For these occasions, numpy keeps a cache of previous allocations that can be (and this case are) reused.
While this is the one optimisation that we can do on the algorithm, the other thing we can improve in the implementation is the use of multiple CPUs.
In the case of my MacBook, I have four physical cores (8 when you count the hyperthreaded ones) and currently only a single one is utilised.
As the Arrow structures are one block of memory and only a single Python object, working on several rows at a time is not bound by Python’s GIL.
This we can also change the implementation of our for-loop functions to use numba’s parallelisation using prange:
@numba.jit(nogil=True, nopython=True, parallel=True)
def levenshtein_numba_no_null(
length, offsets_buffer_a, data_buffer_a, offsets_buffer_b, data_buffer_b, out
):
"""Compute the levenshtein distance for a whole column without nulls."""
for i in prange(length):
out[i] = levenshtein_numba_row(
data_buffer_a[offsets_buffer_a[i] :],
offsets_buffer_a[i + 1] - offsets_buffer_a[i],
data_buffer_b[offsets_buffer_b[i] :],
offsets_buffer_b[i + 1] - offsets_buffer_b[i],
)
…
%timeit levenshtein = levenshtein_numba(df["question1"].values.data, df["question2"].values.data)
# 6.36 s ± 271 ms per loop (mean ± std. dev. of 7 runs, 1 loop each)
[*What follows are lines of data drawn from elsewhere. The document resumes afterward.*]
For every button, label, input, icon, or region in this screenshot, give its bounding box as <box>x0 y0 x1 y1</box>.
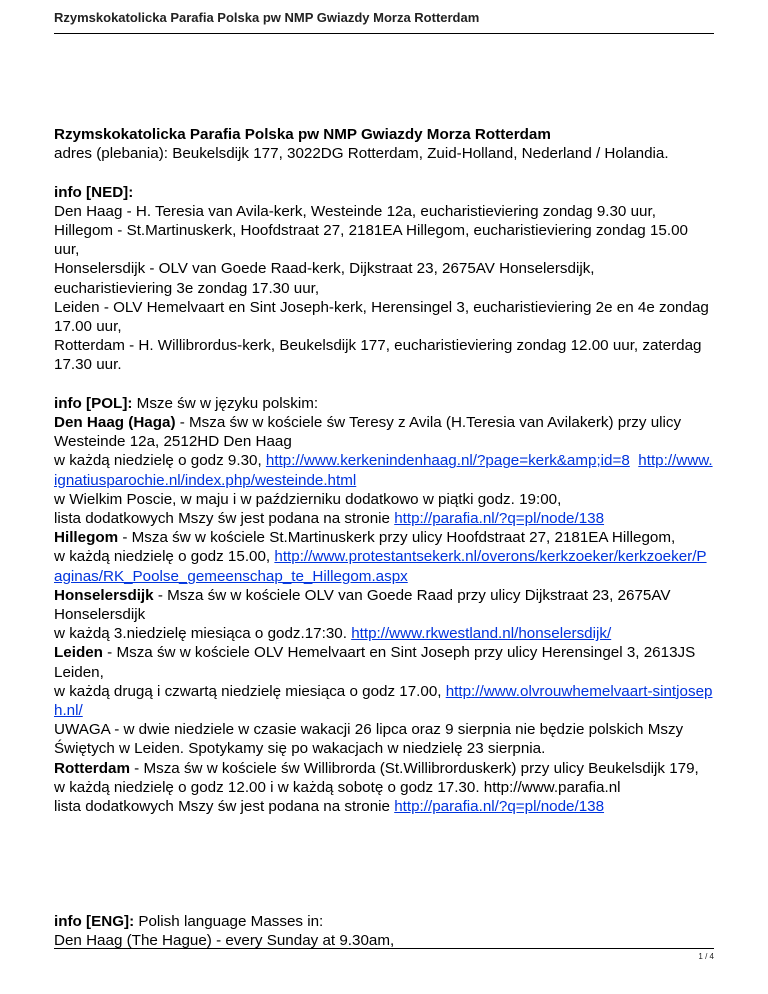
eng-heading: info [ENG]: <box>54 913 135 931</box>
document-body <box>54 125 714 951</box>
eng-line: Den Haag (The Hague) - every Sunday at 9.30am, <box>54 932 395 950</box>
leiden-when: w każdą drugą i czwartą niedzielę miesiąca o godz 17.00, <box>54 682 446 700</box>
header-divider <box>54 33 714 34</box>
page-number: 1 / 4 <box>698 952 714 961</box>
pol-heading: info [POL]: <box>54 394 133 412</box>
rotterdam-extra: lista dodatkowych Mszy św jest podana na stronie <box>54 798 395 816</box>
hillegom-when: w każdą niedzielę o godz 15.00, <box>54 548 275 566</box>
honselersdijk-when: w każdą 3.niedzielę miesiąca o godz.17:30. <box>54 625 352 643</box>
footer-divider <box>54 948 714 949</box>
leiden-desc: - Msza św w kościele OLV Hemelvaart en Sint Joseph przy ulicy Herensingel 3, 2613JS Leiden, <box>54 644 696 681</box>
denhaag-extra-link[interactable]: http://parafia.nl/?q=pl/node/138 <box>394 510 605 528</box>
running-header: Rzymskokatolicka Parafia Polska pw NMP Gwiazdy Morza Rotterdam <box>54 10 480 25</box>
hillegom-name: Hillegom <box>54 529 119 547</box>
parish-address: adres (plebania): Beukelsdijk 177, 3022DG Rotterdam, Zuid-Holland, Nederland / Holandia. <box>54 145 669 163</box>
leiden-name: Leiden <box>54 644 103 662</box>
honselersdijk-name: Honselersdijk <box>54 586 154 604</box>
denhaag-extra-2: lista dodatkowych Mszy św jest podana na stronie <box>54 510 395 528</box>
ned-heading: info [NED]: <box>54 183 134 201</box>
hillegom-desc: - Msza św w kościele St.Martinuskerk przy ulicy Hoofdstraat 27, 2181EA Hillegom, <box>118 529 676 547</box>
ned-section <box>54 183 714 375</box>
honselersdijk-link[interactable]: http://www.rkwestland.nl/honselersdijk/ <box>351 625 612 643</box>
eng-heading-text: Polish language Masses in: <box>134 913 324 931</box>
ned-line: Den Haag - H. Teresia van Avila-kerk, Westeinde 12a, eucharistieviering zondag 9.30 uur, <box>54 202 656 220</box>
pol-heading-text: Msze św w języku polskim: <box>132 394 319 412</box>
honselersdijk-desc: - Msza św w kościele OLV van Goede Raad przy ulicy Dijkstraat 23, 2675AV Honselersdijk <box>54 586 671 624</box>
leiden-notice: UWAGA - w dwie niedziele w czasie wakacji 26 lipca oraz 9 sierpnia nie będzie polskich Mszy Świętych w Leiden. Spotykamy się po wakacjach w niedzielę 23 sierpnia. <box>54 721 684 758</box>
denhaag-when: w każdą niedzielę o godz 9.30, <box>54 452 266 470</box>
rotterdam-desc: - Msza św w kościele św Willibrorda (St.Willibrorduskerk) przy ulicy Beukelsdijk 179, <box>129 759 699 777</box>
denhaag-link-2[interactable]: http://www.ignatiusparochie.nl/index.php/westeinde.html <box>54 452 713 489</box>
denhaag-desc: - Msza św w kościele św Teresy z Avila (H.Teresia van Avilakerk) przy ulicy Westeinde 12a, 2512HD Den Haag <box>54 414 682 451</box>
denhaag-link-1[interactable]: http://www.kerkenindenhaag.nl/?page=kerk&amp;id=8 <box>265 452 630 470</box>
ned-line: Leiden - OLV Hemelvaart en Sint Joseph-kerk, Herensingel 3, eucharistieviering 2e en 4e zondag 17.00 uur, <box>54 298 709 336</box>
ned-line: Hillegom - St.Martinuskerk, Hoofdstraat 27, 2181EA Hillegom, eucharistieviering zondag 15.00 uur, <box>54 222 688 259</box>
leiden-link[interactable]: http://www.olvrouwhemelvaart-sintjoseph.nl/ <box>54 682 713 720</box>
denhaag-name: Den Haag (Haga) <box>54 414 176 432</box>
ned-line: Rotterdam - H. Willibrordus-kerk, Beukelsdijk 177, eucharistieviering zondag 12.00 uur, zaterdag 17.30 uur. <box>54 337 702 374</box>
intro-section <box>54 125 714 163</box>
parish-title: Rzymskokatolicka Parafia Polska pw NMP Gwiazdy Morza Rotterdam <box>54 126 551 143</box>
rotterdam-extra-link[interactable]: http://parafia.nl/?q=pl/node/138 <box>394 798 605 816</box>
ned-line: Honselersdijk - OLV van Goede Raad-kerk, Dijkstraat 23, 2675AV Honselersdijk, eucharistieviering 3e zondag 17.30 uur, <box>54 260 595 297</box>
denhaag-extra-1: w Wielkim Poscie, w maju i w październiku dodatkowo w piątki godz. 19:00, <box>54 490 562 508</box>
hillegom-link[interactable]: http://www.protestantsekerk.nl/overons/kerkzoeker/kerkzoeker/Paginas/RK_Poolse_gemeenschap_te_Hillegom.aspx <box>54 548 707 585</box>
pol-section <box>54 394 714 816</box>
rotterdam-when: w każdą niedzielę o godz 12.00 i w każdą sobotę o godz 17.30. http://www.parafia.nl <box>54 778 621 796</box>
eng-section <box>54 912 714 950</box>
rotterdam-name: Rotterdam <box>54 759 130 777</box>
This gives us a really nice speedup and brings us not fully but in the near range of a 10x speedup to the already well-tuned jellyfish implementation.
Making it less ugly / verbose
Performance-wise, this has been a good showcase of the performance you could expect with an Arrow-backed string column.
Sadly from the amount of code, this has been very verbose.
Most of the code is though for dispatching on the array and not the actual algorithm that works on a per-row basis.
Thus when someone would implement another algorithm on top of an Arrow-backed string column, we would expect them to implement the exact same boilerplate.
Instead of doing that each time, we can also just provide a convenience layer for that in fletcher as numba is capable of jitting functions that come in as an argument of another function.
Exactly this has been done in fletcher#208 that is available as part of fletcher>=0.7.
Here, we have a helper called fletcher.algorithms.string.apply_binary_str that takes two Arrow-backed columns, a numba-jitted callable, and an output dtype.
You as an algorithm implementer only need to code the numba-jitted callable that takes two strings and their length as an input and returns a fixed-size result (int, bool, float).
The helper apply_binary_str takes care of (un)packing the Arrow structures and running the correct for-loops with the correct handling of missing values.
In addition to the Levenshtein implementation in this post, it also deals with pyarrow.ChunkedArray instances and dispatches the execution of the array-wise for-loops on batches of chunks.
Furthermore, there is a fifth (optional) argument parallel= where you can select whether the algorithm execution should be parallelised or not.
With all this convenience in place, the final Levenshtein call then boils down to only the row-wise function levenshtein_numba_row and the call to apply_binary_str.
apply_binary_str(
df["question1"].values.data,
df["question2"].values.data,
func=levenshtein_numba_row,
output_dtype=np.int64,
parallel=True,
)
Conclusion
With a bit of research, it already turns out that we could compute the Levenshtein distance in roughly 50s on a single core or with parallelisation in 11s on multiple cores of a 13” Intel-based MacBook Pro.
By using fletcher and numba, we could half the execution time by using a simple Levenshtein implementation in pure numba-jitted Python, either on a single or multiple cores.
Additionally, the Arrow-backed columns only need half the RAM of the Python-object based columns used currently by default in pandas.
And while the current implementation here consisted of quite a significant amount of code, we added a helper function to fletcher 0.7 that ensures that we can implement such algorithms that take two strings and return a fixed size scalar as a result by only defining a numba-jitted function that works on a single row.